Como a China continental impõe cotas às importações de ouro, compradores chineses frequentemente compram lingotes e os mantêm em Hong Kong, que não tem restrições de importação, disse Saha da LSEG. O conflito no Oriente Médio está reforçando ainda mais o papel de Hong Kong como centro de compensação para ouro da Rússia, em parte devido a interrupções logísticas em Dubai. Em 2024, o Tesouro dos EUA sancionou várias entidades de Hong Kong por seu papel em uma rede de lavagem de ouro envolvendo a Rússia.
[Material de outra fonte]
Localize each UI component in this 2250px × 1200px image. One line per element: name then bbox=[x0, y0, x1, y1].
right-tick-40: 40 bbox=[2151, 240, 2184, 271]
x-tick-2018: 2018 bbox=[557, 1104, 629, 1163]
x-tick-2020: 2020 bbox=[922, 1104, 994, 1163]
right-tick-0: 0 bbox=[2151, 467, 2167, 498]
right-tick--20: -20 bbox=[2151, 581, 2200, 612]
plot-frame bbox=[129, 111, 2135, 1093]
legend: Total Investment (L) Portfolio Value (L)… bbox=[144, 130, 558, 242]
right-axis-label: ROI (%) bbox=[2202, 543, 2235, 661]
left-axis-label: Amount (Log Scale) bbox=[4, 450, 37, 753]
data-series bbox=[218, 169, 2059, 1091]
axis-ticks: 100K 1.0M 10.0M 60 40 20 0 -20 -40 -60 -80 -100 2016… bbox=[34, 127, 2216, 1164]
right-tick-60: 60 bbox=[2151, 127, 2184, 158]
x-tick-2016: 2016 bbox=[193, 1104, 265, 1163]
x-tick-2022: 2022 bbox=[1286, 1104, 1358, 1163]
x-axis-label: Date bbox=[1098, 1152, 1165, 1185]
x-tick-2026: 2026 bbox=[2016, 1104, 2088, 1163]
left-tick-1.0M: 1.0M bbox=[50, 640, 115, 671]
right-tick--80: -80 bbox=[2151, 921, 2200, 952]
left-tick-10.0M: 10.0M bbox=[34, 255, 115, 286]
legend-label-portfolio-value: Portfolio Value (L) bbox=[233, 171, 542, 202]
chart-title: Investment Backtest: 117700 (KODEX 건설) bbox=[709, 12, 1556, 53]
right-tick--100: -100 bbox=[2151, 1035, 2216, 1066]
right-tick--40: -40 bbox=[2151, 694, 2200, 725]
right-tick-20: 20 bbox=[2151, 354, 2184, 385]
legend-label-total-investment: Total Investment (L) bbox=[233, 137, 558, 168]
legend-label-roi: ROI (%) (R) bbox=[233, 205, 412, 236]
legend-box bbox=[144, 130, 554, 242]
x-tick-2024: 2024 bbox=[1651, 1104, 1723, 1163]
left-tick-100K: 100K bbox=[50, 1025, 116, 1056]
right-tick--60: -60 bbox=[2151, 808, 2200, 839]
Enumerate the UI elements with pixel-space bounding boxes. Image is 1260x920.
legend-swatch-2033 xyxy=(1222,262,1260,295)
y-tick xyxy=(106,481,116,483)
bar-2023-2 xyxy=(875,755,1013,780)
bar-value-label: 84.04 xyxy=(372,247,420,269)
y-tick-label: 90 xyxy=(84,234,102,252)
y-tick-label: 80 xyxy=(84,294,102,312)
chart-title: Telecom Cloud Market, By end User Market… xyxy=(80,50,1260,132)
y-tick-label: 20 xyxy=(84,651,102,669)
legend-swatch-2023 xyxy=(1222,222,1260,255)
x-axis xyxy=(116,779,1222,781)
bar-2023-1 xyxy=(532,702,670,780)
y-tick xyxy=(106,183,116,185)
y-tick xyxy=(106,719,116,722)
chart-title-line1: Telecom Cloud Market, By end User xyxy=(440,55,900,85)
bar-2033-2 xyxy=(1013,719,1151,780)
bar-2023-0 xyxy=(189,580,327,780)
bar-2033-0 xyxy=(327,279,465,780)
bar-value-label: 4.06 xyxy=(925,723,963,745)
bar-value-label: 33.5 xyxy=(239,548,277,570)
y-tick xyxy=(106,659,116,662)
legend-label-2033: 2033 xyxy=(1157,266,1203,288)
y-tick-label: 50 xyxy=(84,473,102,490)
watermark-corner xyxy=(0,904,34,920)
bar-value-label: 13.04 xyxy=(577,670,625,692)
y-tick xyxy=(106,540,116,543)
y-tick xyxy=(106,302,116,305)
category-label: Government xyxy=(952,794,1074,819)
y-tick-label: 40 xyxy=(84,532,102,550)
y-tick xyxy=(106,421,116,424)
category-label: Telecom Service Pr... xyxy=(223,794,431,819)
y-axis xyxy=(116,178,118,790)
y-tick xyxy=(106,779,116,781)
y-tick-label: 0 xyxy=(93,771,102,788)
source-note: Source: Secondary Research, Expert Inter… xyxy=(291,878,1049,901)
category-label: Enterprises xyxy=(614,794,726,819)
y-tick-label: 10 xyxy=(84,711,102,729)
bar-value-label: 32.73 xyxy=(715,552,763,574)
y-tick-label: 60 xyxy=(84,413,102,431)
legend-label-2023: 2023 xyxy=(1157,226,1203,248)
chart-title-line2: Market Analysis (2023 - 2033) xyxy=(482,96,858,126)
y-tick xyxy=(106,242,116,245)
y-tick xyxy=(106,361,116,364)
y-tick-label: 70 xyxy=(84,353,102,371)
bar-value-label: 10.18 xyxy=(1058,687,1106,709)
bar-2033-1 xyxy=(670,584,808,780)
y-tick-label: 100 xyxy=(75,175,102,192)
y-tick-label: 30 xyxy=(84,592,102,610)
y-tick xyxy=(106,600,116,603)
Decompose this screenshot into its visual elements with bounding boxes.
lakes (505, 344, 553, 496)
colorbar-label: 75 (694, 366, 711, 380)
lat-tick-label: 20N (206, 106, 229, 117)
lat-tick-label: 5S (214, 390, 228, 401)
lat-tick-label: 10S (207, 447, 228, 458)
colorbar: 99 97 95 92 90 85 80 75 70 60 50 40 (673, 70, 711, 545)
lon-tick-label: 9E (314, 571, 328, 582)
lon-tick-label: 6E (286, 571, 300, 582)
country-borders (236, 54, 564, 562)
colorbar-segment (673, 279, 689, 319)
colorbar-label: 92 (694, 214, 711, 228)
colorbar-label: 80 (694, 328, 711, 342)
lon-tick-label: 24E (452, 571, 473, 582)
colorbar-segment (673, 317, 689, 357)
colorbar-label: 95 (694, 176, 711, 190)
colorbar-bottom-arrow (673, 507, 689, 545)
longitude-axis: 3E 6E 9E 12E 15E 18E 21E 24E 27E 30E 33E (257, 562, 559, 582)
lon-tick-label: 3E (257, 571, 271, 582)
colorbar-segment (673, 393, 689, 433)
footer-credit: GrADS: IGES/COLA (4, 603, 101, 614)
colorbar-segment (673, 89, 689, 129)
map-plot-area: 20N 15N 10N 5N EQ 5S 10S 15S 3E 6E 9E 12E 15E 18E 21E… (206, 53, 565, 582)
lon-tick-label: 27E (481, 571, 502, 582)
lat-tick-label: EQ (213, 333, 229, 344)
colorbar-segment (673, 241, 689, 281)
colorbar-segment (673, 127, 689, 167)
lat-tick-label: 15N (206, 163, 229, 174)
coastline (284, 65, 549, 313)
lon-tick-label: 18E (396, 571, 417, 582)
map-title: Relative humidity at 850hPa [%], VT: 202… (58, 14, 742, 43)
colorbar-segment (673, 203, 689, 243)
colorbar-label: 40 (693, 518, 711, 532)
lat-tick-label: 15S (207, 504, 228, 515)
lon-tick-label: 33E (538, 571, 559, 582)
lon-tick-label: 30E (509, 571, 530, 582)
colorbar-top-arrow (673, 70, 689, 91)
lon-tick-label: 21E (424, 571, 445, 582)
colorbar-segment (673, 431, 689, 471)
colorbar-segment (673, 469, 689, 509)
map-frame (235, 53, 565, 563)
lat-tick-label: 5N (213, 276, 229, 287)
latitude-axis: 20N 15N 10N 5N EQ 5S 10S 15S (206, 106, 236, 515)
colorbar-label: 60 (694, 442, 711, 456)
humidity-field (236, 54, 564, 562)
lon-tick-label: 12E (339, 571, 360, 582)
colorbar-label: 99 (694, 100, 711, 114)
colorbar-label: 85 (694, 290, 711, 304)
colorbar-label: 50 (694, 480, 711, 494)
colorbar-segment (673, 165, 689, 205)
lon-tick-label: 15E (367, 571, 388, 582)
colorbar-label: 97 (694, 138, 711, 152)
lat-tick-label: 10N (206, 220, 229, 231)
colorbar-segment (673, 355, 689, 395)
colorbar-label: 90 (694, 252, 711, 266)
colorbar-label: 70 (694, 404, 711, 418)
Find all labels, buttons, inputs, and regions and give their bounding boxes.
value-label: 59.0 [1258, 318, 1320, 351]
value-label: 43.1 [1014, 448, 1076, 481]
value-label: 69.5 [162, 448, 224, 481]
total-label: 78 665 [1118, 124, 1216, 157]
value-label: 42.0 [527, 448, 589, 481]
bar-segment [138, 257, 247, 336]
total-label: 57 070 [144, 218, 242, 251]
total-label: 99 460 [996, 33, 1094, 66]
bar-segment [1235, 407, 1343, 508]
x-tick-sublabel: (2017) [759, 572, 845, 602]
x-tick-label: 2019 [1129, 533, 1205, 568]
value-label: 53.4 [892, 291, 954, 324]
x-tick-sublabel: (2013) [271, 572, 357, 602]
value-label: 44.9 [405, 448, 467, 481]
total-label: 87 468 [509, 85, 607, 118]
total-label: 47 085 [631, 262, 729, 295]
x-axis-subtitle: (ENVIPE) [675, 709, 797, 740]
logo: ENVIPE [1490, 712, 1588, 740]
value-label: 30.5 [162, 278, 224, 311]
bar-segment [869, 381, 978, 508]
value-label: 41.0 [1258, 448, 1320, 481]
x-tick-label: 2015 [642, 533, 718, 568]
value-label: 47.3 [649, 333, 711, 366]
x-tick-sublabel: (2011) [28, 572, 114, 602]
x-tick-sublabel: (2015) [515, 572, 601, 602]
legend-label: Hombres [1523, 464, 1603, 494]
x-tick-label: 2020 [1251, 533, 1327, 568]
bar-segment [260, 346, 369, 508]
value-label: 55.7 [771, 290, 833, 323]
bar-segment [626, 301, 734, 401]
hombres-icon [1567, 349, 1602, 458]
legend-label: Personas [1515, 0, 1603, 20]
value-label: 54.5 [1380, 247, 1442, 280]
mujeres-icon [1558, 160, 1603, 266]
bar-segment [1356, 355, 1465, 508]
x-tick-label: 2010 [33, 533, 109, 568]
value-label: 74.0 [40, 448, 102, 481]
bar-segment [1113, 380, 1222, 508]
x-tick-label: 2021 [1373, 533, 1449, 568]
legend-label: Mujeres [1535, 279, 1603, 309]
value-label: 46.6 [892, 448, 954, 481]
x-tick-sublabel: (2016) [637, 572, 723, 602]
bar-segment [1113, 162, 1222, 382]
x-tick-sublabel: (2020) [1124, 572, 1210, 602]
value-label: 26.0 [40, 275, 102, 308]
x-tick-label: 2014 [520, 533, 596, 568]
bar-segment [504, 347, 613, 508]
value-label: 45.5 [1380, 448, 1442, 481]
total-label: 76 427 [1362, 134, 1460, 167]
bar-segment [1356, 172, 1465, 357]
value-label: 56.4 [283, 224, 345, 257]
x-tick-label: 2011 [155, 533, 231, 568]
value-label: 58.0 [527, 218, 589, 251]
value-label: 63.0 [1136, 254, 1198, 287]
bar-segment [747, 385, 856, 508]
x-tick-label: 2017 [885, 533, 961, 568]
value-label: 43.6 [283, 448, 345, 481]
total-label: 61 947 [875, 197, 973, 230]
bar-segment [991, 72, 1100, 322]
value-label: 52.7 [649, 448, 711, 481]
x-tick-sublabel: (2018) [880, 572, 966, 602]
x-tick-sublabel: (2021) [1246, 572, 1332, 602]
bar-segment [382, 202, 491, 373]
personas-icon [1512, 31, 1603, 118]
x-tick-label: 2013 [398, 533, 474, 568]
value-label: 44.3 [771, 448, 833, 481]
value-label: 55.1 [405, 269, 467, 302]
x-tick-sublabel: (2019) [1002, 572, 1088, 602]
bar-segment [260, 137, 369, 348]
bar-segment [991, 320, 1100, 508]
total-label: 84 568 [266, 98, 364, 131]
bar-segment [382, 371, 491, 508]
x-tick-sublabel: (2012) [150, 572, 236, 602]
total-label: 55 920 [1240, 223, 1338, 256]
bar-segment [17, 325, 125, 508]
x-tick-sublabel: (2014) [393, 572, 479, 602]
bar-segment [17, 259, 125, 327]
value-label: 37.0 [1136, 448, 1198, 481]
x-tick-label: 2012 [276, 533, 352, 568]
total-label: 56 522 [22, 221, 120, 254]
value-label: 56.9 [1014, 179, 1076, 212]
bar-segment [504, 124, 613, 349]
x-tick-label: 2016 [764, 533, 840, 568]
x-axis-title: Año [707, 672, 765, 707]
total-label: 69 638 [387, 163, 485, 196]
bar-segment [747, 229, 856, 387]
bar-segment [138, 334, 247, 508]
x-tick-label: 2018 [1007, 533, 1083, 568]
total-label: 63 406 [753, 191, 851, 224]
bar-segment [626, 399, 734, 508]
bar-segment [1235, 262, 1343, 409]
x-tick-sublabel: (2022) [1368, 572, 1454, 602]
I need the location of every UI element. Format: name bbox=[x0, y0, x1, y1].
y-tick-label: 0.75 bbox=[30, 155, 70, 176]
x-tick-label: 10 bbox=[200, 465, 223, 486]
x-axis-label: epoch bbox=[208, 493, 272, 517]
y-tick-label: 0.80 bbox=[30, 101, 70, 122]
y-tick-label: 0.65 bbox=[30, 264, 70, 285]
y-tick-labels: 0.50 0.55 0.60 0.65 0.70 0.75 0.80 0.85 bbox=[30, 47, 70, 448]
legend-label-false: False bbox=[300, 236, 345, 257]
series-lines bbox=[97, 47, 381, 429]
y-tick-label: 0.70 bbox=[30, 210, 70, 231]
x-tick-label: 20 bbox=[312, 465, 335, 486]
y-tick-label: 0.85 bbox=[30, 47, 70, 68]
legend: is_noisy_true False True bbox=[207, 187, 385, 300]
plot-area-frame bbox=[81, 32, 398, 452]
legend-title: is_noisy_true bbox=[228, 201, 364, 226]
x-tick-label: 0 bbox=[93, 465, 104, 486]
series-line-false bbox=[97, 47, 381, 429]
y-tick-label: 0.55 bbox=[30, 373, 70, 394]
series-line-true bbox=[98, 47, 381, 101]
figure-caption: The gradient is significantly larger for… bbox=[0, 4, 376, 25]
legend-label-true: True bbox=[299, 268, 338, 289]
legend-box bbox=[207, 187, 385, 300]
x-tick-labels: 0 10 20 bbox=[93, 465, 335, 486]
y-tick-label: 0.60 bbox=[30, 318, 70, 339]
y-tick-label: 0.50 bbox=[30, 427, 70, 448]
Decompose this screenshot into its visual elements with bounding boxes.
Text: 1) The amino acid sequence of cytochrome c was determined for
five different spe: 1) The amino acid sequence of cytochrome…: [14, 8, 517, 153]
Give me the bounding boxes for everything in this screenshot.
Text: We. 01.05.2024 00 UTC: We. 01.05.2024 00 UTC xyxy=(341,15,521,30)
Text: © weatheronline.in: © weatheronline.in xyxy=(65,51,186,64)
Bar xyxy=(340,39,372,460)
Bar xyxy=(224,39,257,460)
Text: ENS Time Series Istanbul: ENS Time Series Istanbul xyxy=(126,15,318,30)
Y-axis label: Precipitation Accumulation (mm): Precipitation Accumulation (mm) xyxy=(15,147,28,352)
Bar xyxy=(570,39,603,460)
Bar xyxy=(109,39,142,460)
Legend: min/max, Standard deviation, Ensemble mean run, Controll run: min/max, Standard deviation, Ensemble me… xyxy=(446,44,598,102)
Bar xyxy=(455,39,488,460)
O papel de Hong Kong facilitando o comércio de ouro entre China e Rússia se encaixa em "esforços contínuos para aprimorar o papel de Hong Kong como centro financeiro regional com características chinesas", disse Jeremy Mark, pesquisador sênior do Atlantic Council. "Hong Kong tem sido um centro de comércio de ouro por gerações, e essa 'infraestrutura' pode ser usada para a vantagem da China", disse ele. No entanto, analistas alertaram que os volumes crescentes de ouro russo em Hong Kong apresentam um desafio para a indústria financeira internacional da cidade, pois tornam mais complexo para bancos e refinarias ocidentais cumprirem leis de sanções estrangeiras. "Bancos ocidentais operando em Hong Kong devem navegar por uma rede cada vez mais complexa de requisitos de conformidade", disse Vita Spivak, consultora da empresa britânica de consultoria geopolítica Gatehouse. A cidade começou a testar um novo sistema de compensação de ouro em julho, posicionando-se como um hub-chave de negociação de lingotes enquanto bancos centrais globais, incluindo França e Holanda, buscam repatriar ouro armazenado em Londres e Nova York.